O Instituto Alana questionou e denunciou o comercial do McDonald’s, que era exibido durante os trailers do filme Rio. A campanha mostrava as personagens do filme e anunciava que a cada McLanche Feliz comprado, a criança ganhava um brinquedo do filme. Segundo o Instituto, o comercial confundia o que era filme e o que era propaganda, não havendo clara delimitação entre as falas das personagens e os fins comerciais do anúncio. A campanha foi julgada duas vezes, em ambas, a marca McDonald’s ganhou.

Um dos comerciais mais criativos da Bombril foi também um dos mais polêmicos da história. A campanha “Mulheres Evoluídas” recebeu mais de 300 reclamações, um dos números recordes já feitos ao Conar, no qual apenas 20 dessas pessoas eram mulheres.

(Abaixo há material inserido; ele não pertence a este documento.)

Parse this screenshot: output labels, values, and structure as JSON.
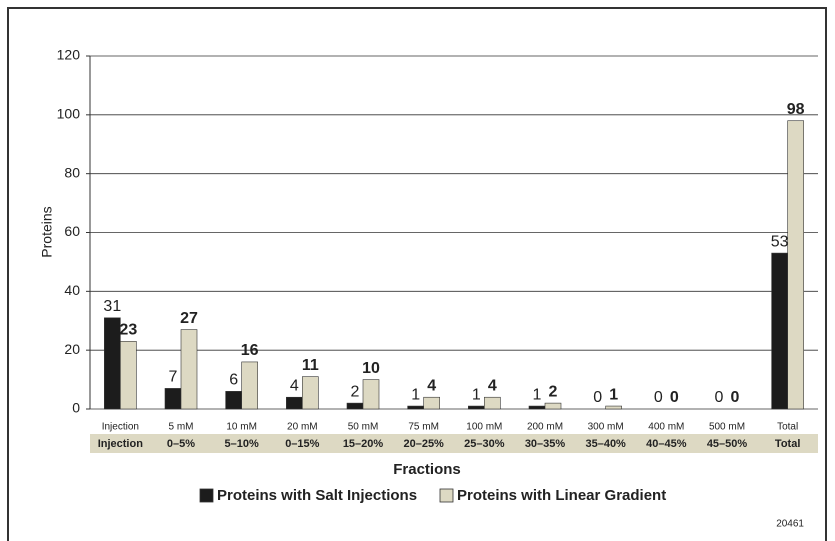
{
  "chart_data": {
    "type": "bar",
    "x_label": "Fractions",
    "y_label": "Proteins",
    "figure_id": "20461",
    "categories": [
      "Injection",
      "5 mM",
      "10 mM",
      "20 mM",
      "50 mM",
      "75 mM",
      "100 mM",
      "200 mM",
      "300 mM",
      "400 mM",
      "500 mM",
      "Total"
    ],
    "category_sublabels": [
      "Injection",
      "0–5%",
      "5–10%",
      "0–15%",
      "15–20%",
      "20–25%",
      "25–30%",
      "30–35%",
      "35–40%",
      "40–45%",
      "45–50%",
      "Total"
    ],
    "series": [
      {
        "name": "Proteins with Salt Injections",
        "color": "#1c1c1c",
        "values": [
          31,
          7,
          6,
          4,
          2,
          1,
          1,
          1,
          0,
          0,
          0,
          53
        ]
      },
      {
        "name": "Proteins with Linear Gradient",
        "color": "#ddd9c3",
        "values": [
          23,
          27,
          16,
          11,
          10,
          4,
          4,
          2,
          1,
          0,
          0,
          98
        ]
      }
    ],
    "ylim": [
      0,
      120
    ],
    "yticks": [
      0,
      20,
      40,
      60,
      80,
      100,
      120
    ],
    "grid": true
  }
}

Os homens se sentiram ofendidos e declaravam que o comercial era sexista e discriminatório, já que satirizavam o público masculino e ensinavam lições de “adestramento” desse sexo. A campanha foi duas vezes julgada e duas vezes arquivada. O Conar julgou os comerciais como bem-humorados, que usavam recursos próprios da publicidade, sem exagero e sem demonstrar riscos aos consumidores.